Rags searches for a stall with my last name, but comes up empty. All the other stalls are marked. Why not ours?

“Don’t worry,” he says from between clenched teeth. “I’ll talk to the track manager about getting you a permanent stall for the season.”

If I win this sponsor race, you mean
.

Rags stomps away as Barney locates an unlabeled stall near the back and ushers us forward. Magnolia trails behind, digging her right hand deep into her pocket. I wonder if she brought along her playing cards for luck.

“You okay?” I ask as we file into the stall.

She beams. “My best friend is riding a Titan today. Right now I’m ten feet tall and bulletproof.”

Before I can stop myself, I throw my arms around her. “Thank you for being here.”

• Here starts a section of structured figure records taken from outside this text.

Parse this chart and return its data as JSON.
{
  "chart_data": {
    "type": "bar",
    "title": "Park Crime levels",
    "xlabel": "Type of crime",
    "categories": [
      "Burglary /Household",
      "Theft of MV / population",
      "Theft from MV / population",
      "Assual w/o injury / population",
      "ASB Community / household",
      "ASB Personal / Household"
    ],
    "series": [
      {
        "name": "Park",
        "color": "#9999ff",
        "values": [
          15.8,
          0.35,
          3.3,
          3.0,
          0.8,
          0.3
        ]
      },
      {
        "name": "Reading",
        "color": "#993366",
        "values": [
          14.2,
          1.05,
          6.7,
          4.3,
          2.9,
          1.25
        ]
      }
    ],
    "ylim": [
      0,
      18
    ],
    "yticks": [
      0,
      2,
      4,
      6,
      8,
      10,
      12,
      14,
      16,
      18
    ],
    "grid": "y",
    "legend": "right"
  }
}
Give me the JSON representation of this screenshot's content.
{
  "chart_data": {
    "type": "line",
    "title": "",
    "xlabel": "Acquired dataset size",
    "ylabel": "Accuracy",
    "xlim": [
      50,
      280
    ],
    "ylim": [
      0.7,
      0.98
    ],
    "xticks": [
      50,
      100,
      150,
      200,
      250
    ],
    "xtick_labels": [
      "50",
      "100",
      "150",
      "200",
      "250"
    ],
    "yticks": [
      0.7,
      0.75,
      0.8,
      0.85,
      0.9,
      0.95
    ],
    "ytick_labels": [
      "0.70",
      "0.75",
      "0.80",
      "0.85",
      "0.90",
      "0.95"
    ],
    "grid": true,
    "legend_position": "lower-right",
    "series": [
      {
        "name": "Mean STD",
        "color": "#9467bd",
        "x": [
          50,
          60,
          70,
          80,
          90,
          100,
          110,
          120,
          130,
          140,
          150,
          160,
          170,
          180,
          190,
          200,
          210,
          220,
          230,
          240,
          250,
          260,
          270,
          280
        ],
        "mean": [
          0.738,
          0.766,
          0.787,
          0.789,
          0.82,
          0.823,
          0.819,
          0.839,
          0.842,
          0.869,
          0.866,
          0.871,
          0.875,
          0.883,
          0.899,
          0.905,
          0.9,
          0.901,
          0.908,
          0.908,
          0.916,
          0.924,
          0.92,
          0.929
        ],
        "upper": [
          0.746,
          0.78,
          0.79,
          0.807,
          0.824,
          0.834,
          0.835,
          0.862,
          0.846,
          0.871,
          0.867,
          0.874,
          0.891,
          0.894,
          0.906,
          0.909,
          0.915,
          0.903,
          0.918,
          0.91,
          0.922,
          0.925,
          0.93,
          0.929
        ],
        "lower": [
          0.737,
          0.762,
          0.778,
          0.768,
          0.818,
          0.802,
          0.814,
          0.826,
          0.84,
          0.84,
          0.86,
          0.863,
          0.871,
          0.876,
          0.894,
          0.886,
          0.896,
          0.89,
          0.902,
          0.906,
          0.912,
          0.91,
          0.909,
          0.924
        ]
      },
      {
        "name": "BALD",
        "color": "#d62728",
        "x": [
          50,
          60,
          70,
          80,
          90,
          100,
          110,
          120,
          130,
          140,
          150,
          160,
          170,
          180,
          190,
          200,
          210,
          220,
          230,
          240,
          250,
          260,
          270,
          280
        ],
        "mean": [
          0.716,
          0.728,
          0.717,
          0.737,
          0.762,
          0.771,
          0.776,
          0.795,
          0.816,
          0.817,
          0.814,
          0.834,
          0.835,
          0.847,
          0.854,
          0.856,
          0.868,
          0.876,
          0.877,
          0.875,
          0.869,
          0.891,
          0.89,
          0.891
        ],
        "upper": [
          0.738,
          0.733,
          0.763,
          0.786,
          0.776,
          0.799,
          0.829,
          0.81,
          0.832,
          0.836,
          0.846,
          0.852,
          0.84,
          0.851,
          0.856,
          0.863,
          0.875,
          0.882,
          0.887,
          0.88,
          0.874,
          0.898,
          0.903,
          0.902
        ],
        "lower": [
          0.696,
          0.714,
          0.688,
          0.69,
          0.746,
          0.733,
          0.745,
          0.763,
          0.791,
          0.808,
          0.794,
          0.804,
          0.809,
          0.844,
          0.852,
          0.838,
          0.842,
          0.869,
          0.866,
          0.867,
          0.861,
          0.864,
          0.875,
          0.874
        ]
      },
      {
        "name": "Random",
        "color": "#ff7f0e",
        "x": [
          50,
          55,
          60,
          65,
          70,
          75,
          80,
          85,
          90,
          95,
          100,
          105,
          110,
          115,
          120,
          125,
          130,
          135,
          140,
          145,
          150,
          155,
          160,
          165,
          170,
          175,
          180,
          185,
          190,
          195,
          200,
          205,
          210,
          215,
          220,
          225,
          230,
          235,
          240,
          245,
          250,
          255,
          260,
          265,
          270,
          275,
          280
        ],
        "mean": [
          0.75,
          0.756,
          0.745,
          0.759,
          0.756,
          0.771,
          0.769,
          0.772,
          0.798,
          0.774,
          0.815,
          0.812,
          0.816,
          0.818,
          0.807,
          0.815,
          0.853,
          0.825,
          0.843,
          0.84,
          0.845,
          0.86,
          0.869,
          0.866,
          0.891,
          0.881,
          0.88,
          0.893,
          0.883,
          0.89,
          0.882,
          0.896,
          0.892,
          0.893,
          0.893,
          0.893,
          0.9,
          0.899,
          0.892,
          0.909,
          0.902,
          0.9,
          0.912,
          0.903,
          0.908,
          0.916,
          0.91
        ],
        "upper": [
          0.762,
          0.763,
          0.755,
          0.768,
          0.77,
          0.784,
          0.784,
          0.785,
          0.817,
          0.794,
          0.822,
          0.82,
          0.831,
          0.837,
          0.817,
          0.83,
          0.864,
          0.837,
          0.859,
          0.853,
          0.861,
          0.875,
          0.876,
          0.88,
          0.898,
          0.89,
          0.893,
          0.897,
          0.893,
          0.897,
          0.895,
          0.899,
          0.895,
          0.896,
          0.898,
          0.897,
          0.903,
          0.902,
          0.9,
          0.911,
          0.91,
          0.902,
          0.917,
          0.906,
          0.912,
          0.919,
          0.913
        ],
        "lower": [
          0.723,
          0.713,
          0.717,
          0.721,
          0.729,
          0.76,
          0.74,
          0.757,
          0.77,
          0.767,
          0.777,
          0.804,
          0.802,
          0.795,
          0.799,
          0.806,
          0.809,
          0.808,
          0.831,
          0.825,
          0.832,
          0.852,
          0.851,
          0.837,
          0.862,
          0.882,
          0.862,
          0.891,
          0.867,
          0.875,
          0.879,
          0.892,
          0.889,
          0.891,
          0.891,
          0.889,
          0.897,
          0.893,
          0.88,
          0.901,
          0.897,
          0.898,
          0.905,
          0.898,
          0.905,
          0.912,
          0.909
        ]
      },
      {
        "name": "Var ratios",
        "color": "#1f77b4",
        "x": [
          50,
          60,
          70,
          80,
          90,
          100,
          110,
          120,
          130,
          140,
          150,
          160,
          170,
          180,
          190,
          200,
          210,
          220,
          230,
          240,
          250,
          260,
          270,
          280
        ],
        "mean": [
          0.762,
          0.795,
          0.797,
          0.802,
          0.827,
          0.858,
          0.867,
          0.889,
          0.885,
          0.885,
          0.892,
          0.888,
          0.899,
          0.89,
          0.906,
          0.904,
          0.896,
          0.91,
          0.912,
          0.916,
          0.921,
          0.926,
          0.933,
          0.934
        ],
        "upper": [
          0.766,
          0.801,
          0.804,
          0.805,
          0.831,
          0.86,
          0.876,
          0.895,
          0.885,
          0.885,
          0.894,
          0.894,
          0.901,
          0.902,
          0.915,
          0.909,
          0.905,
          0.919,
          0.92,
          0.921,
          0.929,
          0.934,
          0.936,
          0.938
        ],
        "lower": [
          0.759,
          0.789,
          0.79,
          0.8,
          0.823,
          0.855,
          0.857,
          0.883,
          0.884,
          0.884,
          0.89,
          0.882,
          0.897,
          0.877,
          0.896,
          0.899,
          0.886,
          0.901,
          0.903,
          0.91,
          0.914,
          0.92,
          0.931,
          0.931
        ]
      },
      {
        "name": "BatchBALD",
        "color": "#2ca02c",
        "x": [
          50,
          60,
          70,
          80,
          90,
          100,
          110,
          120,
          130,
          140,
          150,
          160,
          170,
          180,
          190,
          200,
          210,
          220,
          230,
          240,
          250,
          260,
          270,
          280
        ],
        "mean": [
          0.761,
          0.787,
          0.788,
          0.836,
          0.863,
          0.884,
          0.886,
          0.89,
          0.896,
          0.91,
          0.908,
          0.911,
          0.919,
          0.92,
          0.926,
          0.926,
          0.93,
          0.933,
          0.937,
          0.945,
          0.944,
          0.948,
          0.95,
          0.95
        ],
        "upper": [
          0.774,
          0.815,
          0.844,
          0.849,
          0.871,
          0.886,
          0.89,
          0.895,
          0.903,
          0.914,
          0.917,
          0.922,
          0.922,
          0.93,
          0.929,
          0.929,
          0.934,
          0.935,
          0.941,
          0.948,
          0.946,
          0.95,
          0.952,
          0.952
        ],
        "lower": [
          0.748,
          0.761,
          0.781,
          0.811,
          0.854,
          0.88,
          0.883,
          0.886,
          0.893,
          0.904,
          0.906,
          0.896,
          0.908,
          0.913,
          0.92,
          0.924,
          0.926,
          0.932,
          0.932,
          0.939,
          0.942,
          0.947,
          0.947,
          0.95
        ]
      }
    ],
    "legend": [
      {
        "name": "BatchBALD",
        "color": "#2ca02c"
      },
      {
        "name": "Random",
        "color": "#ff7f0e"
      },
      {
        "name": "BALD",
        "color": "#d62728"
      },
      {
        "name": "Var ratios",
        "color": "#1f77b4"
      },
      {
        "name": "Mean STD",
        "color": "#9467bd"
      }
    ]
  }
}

She pats my back. “Oh, you’re totally going to eat it out there. But I’m here when you do.”

I know she’s joking, but I still pull back and say, “There’s no way I can win this. I don’t even know why I—”

Magnolia takes my face in her hands. “You listen to me. Don’t worry one bit about winning or losing. When you go out there, I want you to remember the first time we saw the Titans run.” She lightly punches my shoulder. “Remember how on the way back we rehashed every second of that race? We never thought we’d be given the chance to touch a Titan, much less ride one.”

A lump forms in my throat.

“Let that same little girl have fun riding today, okay?” she says. “That’s it.”

I nod, noticing she didn’t say I could win, and hating myself for noticing. Why must I always focus on the negative when my best friend is giving me a reason to be grateful? When I find my voice again, all I manage to say is, “You were right when you said this is gambling. My grandfather risked our home. My father risked every cent we’d saved. And now here I am, risking my safety to win it all back. This is no different than what they did.”

Magnolia opens her mouth to respond, but is cut off when Barney interrupts.

“If you girls are done with your mushy moment …” He unzips the smaller bag and swings it off his shoulder.

When I see what Barney pulls out, my concerns fall away. All that remains is my heart, leaping with excitement.